Deux essais de haute qualité ont évalué l’effet d’une thérapie multimodale composée de plusieurs traitements (cervical, vestibulaire et/ou oculomoteur) adaptés aux symptômes du patient sur le délai de retour au sport. Les auteurs de ces deux essais ont conclu que le retour au sport était plus rapide pour le groupe thérapie que le groupe contrôle. Une étude a montré un retour au sport 2 fois plus rapide chez le groupe thérapie, l’autre étude a conclu qu’à 8 semaine, les sujets thérapie était 3,91 fois plus apte à reprendre le sport.

En revanche, l’effet de cette thérapie multimodale personnalisée n’a pas montré de différence statistiquement significative sur les scores de symptômes chez les patients souffrant de commotions cérébrales de longue durée (pas de différence entre les groupes interventions et les groupes contrôles).

Discussion

Les interventions thérapeutiques physiques ciblées sur les déficits des personnes commotionnées réduisent leurs symptômes, qu’ils soient aigus ou chroniques. L’approche multimodale conduit à un retour au sport plus rapide chez les sujets avec des symptômes persistants.

L’exercice aérobie à intensité sous-maximale a montré des effets faibles à modérés sur l’amélioration des symptômes aigus ou chroniques faisant suite à une commotion cérébrale. De plus, ces études ont permis de montrer que ce type d’exercice aérobie n’aggravait pas les symptômes des patients, ce qui était encore inconnu à ce jour.

En revanche, les résultats concernant le temps nécessaire à la guérison suite à une commotion divergent selon les études. Cette revue n’a pas trouvé de différence significative entre les groupes aérobie et les groupes contrôles, mais certaines études affirment que les sujets ayant pratiqué des exercices aérobie ont besoin de moins de jours pour être complètement rétablis (Leddy an al’s - Early subthreshold aerobic exercise for sport-related concussion: a randomized clinical trial. 2019). Les différences de résultats pourraient être liées aux intensités des exercices qui ne sont pas les mêmes dans les études, ainsi qu’à la taille de l’échantillon. L’étude de Leddy et al’s présentant une grande cohorte, d’autres essais de grande taille devrait être menés afin d’éclaircir les divergences de résultats.
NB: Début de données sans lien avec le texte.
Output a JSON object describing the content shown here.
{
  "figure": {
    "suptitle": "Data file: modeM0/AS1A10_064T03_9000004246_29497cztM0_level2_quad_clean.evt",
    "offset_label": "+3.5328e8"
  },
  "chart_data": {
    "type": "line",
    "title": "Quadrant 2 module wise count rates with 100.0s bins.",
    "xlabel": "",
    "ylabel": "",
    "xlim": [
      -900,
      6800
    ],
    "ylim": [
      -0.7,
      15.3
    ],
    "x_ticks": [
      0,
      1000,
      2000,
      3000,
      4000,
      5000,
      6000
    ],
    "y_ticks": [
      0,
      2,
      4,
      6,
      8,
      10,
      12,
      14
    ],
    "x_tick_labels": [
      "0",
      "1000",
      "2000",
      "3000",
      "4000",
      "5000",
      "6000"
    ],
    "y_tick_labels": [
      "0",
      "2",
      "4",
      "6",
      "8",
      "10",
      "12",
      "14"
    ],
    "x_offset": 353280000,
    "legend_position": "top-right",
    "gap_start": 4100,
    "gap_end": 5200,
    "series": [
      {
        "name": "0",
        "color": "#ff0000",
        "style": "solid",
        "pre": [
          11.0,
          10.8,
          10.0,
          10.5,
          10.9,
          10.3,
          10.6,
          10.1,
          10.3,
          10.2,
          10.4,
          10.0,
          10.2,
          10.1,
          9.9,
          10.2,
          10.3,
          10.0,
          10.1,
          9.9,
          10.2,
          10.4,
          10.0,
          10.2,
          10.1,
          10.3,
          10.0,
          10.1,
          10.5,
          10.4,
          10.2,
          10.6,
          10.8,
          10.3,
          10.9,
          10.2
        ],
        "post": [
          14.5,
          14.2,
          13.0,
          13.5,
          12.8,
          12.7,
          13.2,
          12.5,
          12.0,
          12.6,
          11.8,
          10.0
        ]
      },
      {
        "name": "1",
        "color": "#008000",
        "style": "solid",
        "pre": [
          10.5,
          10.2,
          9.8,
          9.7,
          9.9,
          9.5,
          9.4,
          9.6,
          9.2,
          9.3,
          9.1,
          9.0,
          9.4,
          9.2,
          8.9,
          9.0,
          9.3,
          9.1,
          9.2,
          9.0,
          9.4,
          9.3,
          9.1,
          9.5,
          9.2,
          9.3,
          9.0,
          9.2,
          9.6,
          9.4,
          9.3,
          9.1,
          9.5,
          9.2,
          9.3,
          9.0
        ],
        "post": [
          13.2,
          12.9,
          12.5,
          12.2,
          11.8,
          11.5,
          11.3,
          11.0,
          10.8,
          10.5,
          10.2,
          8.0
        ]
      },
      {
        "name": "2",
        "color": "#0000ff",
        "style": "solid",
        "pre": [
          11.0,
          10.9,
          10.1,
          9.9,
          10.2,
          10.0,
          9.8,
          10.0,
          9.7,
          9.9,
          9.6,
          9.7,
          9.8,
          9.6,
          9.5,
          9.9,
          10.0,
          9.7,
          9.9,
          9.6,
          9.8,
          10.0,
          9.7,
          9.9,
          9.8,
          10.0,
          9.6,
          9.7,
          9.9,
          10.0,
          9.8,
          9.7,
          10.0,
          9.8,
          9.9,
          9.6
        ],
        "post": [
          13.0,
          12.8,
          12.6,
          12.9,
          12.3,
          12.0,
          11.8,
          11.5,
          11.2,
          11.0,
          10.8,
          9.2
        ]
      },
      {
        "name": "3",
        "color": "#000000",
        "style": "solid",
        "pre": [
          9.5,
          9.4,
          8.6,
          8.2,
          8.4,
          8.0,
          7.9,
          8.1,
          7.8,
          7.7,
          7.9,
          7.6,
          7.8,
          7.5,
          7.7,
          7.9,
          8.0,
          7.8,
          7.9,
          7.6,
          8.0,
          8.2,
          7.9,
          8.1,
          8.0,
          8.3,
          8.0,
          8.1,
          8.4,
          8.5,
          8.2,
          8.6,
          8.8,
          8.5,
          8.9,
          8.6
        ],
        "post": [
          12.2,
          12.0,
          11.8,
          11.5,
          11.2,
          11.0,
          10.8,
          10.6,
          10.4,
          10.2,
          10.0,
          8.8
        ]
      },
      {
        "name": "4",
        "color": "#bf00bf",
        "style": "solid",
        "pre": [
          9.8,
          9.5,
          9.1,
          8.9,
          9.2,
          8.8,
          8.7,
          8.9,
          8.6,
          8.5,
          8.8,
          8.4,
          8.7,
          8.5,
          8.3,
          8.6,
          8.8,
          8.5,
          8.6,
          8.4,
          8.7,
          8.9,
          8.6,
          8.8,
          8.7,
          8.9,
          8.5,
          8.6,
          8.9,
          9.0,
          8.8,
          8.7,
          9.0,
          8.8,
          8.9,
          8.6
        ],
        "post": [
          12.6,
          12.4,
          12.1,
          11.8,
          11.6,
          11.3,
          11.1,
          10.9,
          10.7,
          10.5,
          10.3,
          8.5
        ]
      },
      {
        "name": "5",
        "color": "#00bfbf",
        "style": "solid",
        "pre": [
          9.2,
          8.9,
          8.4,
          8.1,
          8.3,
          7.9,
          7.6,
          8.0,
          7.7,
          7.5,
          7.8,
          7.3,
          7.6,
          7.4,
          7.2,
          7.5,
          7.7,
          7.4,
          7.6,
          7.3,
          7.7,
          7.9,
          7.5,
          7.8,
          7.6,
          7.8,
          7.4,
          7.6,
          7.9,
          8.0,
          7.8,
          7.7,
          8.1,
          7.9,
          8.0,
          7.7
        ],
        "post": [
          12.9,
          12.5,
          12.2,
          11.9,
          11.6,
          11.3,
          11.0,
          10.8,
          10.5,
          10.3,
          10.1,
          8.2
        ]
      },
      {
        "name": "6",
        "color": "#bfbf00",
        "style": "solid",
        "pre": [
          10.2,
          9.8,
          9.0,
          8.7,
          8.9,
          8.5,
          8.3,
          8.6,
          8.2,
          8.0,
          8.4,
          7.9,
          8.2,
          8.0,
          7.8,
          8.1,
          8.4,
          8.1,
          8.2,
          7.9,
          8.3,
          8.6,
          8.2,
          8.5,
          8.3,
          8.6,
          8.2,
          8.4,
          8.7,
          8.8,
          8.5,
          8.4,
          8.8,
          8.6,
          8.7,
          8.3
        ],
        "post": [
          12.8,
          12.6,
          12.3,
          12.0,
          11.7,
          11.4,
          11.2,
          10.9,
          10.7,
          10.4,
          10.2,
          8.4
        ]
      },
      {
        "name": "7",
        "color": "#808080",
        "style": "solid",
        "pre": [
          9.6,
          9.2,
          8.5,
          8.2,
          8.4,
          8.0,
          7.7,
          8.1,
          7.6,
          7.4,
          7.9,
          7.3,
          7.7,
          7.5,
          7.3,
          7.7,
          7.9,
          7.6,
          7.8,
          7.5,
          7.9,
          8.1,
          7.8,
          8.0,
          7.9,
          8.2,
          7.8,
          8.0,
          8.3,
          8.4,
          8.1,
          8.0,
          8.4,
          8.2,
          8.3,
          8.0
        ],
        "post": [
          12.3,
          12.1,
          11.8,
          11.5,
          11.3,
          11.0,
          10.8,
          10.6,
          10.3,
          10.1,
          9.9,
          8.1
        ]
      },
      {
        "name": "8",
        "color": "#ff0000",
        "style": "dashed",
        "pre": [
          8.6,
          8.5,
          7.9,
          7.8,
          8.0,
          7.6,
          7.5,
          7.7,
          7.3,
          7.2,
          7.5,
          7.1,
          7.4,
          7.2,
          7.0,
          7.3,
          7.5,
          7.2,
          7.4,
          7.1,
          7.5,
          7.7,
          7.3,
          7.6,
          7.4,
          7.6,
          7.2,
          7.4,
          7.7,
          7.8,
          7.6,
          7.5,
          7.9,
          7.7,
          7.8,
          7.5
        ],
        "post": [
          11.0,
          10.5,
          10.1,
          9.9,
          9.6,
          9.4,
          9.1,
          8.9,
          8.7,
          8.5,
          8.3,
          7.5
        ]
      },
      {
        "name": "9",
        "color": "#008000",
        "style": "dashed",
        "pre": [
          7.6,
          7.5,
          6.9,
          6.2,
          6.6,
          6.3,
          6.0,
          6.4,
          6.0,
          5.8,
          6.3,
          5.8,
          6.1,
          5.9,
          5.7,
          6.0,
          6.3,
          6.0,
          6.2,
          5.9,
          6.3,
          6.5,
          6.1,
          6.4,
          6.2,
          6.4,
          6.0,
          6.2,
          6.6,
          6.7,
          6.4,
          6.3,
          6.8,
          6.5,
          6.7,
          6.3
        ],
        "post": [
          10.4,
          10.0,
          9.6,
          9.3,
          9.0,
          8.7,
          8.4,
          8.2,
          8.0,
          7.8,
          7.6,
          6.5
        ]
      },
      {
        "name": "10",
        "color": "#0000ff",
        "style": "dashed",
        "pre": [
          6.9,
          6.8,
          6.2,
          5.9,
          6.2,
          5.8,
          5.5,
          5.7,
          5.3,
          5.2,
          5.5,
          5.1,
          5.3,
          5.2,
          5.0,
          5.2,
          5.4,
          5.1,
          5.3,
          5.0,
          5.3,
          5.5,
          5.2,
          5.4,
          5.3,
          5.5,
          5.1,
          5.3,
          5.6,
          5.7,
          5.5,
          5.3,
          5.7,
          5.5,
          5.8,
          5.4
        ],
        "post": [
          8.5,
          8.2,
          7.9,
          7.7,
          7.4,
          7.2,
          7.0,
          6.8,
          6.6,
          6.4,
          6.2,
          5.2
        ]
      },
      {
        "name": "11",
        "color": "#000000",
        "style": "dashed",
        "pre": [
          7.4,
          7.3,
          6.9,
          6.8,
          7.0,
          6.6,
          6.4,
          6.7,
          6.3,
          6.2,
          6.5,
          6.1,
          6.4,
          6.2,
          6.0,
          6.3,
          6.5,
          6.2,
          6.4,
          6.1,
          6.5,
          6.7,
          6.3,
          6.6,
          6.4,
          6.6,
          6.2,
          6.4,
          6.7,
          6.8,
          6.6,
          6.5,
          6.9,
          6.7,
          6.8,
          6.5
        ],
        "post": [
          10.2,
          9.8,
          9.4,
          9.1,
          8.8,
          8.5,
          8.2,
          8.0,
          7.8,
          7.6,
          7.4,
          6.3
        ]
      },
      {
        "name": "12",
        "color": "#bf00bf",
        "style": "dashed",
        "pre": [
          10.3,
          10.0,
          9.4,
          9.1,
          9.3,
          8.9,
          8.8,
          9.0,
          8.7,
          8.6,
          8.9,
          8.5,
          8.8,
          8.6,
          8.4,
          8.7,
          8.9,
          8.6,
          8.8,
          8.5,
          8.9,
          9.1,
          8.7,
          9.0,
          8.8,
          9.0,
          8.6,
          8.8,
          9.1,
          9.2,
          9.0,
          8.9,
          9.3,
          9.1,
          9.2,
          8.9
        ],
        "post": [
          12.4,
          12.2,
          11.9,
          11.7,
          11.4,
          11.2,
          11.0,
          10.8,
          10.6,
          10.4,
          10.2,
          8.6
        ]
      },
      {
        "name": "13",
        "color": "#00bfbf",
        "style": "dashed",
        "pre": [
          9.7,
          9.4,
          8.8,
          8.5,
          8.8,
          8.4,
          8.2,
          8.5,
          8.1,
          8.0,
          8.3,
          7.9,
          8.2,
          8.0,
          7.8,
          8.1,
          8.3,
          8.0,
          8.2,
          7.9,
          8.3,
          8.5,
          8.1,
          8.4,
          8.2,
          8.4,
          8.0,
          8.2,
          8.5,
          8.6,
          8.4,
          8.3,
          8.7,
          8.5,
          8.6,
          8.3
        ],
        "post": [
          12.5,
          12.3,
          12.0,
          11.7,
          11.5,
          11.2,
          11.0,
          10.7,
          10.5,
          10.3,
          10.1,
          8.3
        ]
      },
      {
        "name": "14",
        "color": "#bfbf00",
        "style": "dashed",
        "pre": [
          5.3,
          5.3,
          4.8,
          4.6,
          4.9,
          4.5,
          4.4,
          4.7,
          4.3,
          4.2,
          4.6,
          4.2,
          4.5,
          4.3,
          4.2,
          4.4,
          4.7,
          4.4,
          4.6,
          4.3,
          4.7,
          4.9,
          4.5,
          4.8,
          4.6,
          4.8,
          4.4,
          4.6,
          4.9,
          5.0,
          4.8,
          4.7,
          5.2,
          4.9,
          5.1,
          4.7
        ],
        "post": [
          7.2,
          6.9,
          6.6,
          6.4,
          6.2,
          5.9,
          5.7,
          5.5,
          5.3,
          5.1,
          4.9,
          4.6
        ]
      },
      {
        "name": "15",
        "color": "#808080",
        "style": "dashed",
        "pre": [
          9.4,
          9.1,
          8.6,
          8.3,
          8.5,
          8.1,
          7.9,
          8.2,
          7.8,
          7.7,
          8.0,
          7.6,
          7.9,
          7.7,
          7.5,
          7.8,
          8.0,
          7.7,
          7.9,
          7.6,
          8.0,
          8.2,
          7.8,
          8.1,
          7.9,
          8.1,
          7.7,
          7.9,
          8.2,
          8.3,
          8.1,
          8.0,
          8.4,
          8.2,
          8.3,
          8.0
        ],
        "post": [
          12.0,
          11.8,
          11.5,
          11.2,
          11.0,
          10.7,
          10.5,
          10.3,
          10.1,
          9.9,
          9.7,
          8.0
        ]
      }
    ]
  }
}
Les effets des thérapies (cervicales, vestibulaires et/ou oculomotrices) individualisées en fonction des déficits des sujets commotionnés sont variables. La thérapie cervicale seule, tout comme la rééducation vestibulaire seule, a un niveau d’efficacité limité. En revanche, ces thérapies montrent des effets positifs lorsqu’elles sont inclues dans un programme multimodal. Deux essais montrent que les thérapies individualisées inclues dans un programme multimodal permettent un retour au sport plus rapide. Dans le premier essai, le groupe suivant la thérapie a eu un retour au sport 2 fois plus rapide que le groupe contrôle ; dans le deuxième, les sujets avaient 4 fois plus de chance d’être apte à reprendre le sport à 8 semaines que les sujets contrôles.

Conclusion

Cette revue systématique a permis de fournir des preuves de niveau 1 concernant la prise en charge des personnes souffrant de commotions cérébrales. Les exercices aérobies sous-maximaux permettent de diminuer de façon modérée les symptômes des sujets et la thérapie multimodale individualisée permet quant à elle un retour au sport plus rapide et une diminution des symptômes chez les sujets ayant des troubles chroniques à la suite d’une commotion cérébrale.

De nouvelles recherches devraient être faites pour analyser les potentiels facteurs de risques de symptômes chroniques (âge, sexe, antécédents …) et pour déterminer la durée optimale de traitement ainsi que le meilleur moment pour débuter la prise en charge.

Référence article

Reid SA, Farbenblum J, McLeod S. Do physical interventions improve outcomes following concussion: a systematic review and meta-analysis? Br J Sports Med. 2022 Mar;56(5):292-298. doi: 10.1136/bjsports-2020-103470. Epub 2021 Sep 30. PMID: 34593371.